Public sector pensions to be cut by a third

The government’s proposed reforms to the four largest public service pension schemes will reduce the average value of the pension benefit for members of these schemes by more than a third, and also reduce the long-term government expenditure on unfunded public service schemes by around a quarter according to the Pensions Policy Institute (PPI).

Following Lord Hutton’s review of the public service pension schemes, the Coalition government’s proposed reforms include linking the pension benefits for public service workers to average salary, linking the Normal Pension Age (NPA) to the State Pension Age (SPA) for the four largest schemes: NHS, Teachers, Local Government and the Civil Service and increasing average contributions to be made by scheme members.
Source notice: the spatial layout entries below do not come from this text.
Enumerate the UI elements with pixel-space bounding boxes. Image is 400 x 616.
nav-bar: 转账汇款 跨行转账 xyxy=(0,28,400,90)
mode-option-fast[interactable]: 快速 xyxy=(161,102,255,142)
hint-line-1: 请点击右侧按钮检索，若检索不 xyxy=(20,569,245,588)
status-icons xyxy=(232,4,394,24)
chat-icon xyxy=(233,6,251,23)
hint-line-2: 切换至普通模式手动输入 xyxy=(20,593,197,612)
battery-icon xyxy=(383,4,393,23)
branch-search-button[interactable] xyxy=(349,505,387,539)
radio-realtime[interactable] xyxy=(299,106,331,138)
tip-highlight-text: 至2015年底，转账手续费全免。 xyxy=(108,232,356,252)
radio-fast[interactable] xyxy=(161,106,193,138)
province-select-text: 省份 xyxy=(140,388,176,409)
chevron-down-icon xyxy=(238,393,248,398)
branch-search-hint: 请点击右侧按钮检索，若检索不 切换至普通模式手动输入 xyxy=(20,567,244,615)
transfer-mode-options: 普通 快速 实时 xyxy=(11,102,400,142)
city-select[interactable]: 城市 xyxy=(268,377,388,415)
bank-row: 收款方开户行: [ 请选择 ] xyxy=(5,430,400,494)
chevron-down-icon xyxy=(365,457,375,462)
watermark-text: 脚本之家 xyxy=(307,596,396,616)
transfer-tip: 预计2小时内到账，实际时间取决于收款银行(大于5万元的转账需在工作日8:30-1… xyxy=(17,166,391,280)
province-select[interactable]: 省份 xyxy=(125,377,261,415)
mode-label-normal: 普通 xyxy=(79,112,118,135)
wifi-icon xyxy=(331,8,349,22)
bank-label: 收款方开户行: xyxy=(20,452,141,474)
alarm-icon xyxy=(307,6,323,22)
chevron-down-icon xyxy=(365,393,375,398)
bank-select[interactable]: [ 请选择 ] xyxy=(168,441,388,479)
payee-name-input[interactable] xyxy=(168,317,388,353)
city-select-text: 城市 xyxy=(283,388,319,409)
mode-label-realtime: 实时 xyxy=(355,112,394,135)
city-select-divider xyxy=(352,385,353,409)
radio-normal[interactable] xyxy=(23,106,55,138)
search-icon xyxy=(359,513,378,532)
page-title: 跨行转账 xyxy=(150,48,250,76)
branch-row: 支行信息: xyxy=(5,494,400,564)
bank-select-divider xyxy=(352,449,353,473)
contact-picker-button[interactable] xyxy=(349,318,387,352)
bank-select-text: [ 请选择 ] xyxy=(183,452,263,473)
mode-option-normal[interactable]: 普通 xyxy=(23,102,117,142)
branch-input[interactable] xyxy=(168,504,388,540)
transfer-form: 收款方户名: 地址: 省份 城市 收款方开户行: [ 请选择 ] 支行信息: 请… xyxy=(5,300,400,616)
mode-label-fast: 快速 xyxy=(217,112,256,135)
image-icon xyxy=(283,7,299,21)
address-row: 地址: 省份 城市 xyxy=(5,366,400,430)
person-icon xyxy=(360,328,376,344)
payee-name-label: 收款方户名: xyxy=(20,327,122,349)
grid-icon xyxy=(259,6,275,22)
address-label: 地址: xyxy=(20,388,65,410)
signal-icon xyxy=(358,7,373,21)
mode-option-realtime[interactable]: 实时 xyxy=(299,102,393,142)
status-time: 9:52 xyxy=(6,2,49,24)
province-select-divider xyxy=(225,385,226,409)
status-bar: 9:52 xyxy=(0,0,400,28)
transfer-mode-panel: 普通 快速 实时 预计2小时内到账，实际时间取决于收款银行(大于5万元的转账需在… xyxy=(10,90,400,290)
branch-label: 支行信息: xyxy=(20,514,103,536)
Uniformed services will also be affected by these reforms.

PPI director Niki Cleal said: “The PPI’s analysis suggests that the combined impact of the Coalition’s government’s proposed reforms is to reduce the average value of the pension benefit for all members of the NHS, Teachers, Local Government and Civil Service pension schemes from 23 per cent of a member’s salary before the Coalition government’s reforms, to 15 per cent of a member’s salary after the reforms, a reduction in the average value of the pension benefit for members of these four schemes of more than a third.”

Despite this, Cleal stated that the benefit offered by all four of the largest public service pension schemes remains more valuable than benefits offered by defined contribution schemes in the private sector into which employers employers contribute around 7 per cent of a DC scheme member’s salary.

PPI research director Chris Curry added that the reforms “will also reduce net government expenditure on unfunded public service schemes from around 1.1 per cent of GDP by 2065 under the current system to around 0.8 per cent of GDP in the reformed system – a reduction of around a quarter.”